In a Veteran’s Day email sent to senior staff, Disney CEO Bob Chapek laid out plans for “cost management efforts” as the company enters fiscal 2023, including a hiring freeze, layoffs and budget cuts.
“This work is occurring against a backdrop of economic uncertainty that all companies and our industry are contending with,” Chapek wrote. (As of the time of this writing, Disney stock was trading for $95, up $4 for the day.) “These efforts will help us to both achieve the important goal of reaching profitability for Disney+ in fiscal 2024 and make us a more efficient and nimble company overall.”
Chapek has assigned a group (a “cost structure task force” in his words) comprised of himself CFO Christine McCarthy and general counsel Horacio Gutierrez. Together, the group will “make the critical big picture decisions necessary to achieve our objectives.” Some of these decisions, Chapek wrote, have already happened.

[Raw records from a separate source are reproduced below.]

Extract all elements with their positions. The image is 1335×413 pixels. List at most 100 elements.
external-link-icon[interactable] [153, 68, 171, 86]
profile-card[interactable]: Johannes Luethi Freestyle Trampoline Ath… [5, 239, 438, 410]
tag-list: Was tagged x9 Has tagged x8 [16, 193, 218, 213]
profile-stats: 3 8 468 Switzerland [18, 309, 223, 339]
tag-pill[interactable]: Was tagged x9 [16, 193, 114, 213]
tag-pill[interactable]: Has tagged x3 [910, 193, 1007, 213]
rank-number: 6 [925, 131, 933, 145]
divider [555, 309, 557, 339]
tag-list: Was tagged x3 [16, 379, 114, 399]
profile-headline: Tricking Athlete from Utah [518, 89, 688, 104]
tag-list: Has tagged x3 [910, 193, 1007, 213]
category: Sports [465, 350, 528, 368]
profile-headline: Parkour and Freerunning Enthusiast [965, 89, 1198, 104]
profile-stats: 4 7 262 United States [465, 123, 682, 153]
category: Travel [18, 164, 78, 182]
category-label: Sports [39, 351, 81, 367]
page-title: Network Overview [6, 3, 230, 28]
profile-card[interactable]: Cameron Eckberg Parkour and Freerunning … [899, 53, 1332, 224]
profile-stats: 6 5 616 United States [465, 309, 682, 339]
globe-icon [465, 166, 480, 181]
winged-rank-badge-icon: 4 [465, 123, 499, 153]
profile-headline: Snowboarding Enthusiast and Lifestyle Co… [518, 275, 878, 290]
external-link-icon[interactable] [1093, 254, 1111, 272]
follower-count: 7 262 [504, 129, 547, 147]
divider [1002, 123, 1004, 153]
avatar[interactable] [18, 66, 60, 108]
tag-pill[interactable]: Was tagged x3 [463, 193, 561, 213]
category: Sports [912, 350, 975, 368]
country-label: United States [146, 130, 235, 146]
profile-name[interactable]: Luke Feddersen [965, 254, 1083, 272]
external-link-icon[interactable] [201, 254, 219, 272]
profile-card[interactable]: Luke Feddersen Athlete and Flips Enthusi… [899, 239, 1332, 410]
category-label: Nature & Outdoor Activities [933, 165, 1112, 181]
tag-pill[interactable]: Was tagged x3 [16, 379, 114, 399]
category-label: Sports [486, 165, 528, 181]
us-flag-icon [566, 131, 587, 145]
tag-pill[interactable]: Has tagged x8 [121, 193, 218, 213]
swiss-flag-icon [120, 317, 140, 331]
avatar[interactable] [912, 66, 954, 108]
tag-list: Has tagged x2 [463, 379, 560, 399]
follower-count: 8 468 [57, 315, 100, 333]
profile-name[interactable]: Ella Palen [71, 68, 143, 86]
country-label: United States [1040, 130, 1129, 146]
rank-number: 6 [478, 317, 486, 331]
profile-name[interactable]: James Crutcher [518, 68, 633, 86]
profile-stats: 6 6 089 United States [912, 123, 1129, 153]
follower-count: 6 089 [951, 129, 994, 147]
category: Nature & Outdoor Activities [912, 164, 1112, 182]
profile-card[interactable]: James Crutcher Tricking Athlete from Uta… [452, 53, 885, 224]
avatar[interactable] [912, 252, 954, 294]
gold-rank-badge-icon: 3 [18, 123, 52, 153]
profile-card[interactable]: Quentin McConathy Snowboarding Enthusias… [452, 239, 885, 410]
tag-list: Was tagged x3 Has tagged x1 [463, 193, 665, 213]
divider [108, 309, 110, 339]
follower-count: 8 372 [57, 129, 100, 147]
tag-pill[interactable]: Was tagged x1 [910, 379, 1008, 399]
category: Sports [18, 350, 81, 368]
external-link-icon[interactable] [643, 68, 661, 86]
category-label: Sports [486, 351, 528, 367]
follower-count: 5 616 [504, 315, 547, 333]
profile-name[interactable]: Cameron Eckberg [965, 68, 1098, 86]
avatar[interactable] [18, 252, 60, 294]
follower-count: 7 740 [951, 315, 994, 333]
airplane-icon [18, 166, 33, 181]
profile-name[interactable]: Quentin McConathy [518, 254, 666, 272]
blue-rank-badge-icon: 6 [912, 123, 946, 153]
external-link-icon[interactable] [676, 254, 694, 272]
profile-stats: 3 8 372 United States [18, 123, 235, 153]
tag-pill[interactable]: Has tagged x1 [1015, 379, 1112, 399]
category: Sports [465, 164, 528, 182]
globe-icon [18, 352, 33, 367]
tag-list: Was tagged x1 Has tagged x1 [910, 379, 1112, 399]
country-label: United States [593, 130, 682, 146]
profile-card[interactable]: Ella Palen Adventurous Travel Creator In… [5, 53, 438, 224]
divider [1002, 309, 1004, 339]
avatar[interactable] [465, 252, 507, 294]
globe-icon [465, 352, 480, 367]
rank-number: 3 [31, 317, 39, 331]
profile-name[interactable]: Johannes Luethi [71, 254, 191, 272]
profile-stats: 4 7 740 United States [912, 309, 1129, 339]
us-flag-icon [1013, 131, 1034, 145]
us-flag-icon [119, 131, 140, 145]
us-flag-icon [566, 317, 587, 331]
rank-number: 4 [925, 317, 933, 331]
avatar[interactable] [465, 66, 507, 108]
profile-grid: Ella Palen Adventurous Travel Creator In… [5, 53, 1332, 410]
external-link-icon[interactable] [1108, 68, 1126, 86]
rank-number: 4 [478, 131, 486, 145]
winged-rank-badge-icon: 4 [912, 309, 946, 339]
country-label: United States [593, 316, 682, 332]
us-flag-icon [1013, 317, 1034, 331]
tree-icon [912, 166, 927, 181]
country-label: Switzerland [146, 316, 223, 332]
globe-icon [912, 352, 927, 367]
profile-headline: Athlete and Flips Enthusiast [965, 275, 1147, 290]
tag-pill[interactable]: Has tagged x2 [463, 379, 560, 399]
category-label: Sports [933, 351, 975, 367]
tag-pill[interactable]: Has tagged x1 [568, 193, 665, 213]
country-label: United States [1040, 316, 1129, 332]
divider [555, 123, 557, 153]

Among the initiatives are “a rigorous review of the company’s content and marketing spending working with our content leaders and their teams.” Chapek hastens to say that the company “will not sacrifice quality or the strength of our unrivaled synergy machine” but that “we must ensure our investments are both efficient and come with tangible benefits to both audiences and the company.”
The company is also instituting a hiring freeze. “Hiring for the small subset of the most critical, business-driving positions will continue, but all other roles are on hold,” Chapek wrote.
And, of course, “to achieve both savings and organizational enhancements,” there will be layoffs.
Burying the needle, Chapek wrote, “we do anticipate some staff reductions as part of this review.” Things like business travel will be limited to “essential trips only” and in-person or offsite business gatherings will be conducted virtually. “Attendance at conferences and other external events will also be restricted and require approvals from a member of your executive team,” Chapek wrote.
“Our transformation is designed to ensure we thrive not just today, but well into the future — and you will hear more from our taskforce in the weeks and months ahead,” Chapek wrote. He continued: “I am fully aware this will be a difficult process for many of you and your teams. We are going to have to make tough and uncomfortable decisions. But that is just what leadership requires, and I thank you in advance for stepping up during this important time. Our company has weathered many challenges during our 100-year history, and I have no doubt we will achieve our goals and create a more nimble company better suited to the environment of tomorrow.”
While Chapek paints himself as something of a futurist (you know, just like Walt), his tenure, thus far, has been defined by a series of very public blunders, including (but not limited to) a feud with Marvel Studios star Scarlett Johansson over compensation for her “Black Widow” standalone film; the gutting and forced relocation of former creative lifeblood of the company Walt Disney Imagineering; a cumbersome and cost-prohibitive approach to the Disney Parks that has been alienating some longtime fans; and the political quagmire surrounding Florida’s “Don’t Say Gay” bill and Disney’s bumbling response to it.
And while Chapek wants to pin most of these cost-cutting measures on a quest for Disney+ achieving profitability, there is also the debt load incurred after the company’s acquisition of 20th Century Fox for a whopping $71.3 billion in 2019, less than a year before the pandemic.
As Disney approaches its 100th year with a company-wide celebration, it’ll be interesting to see how this next chapter plays out.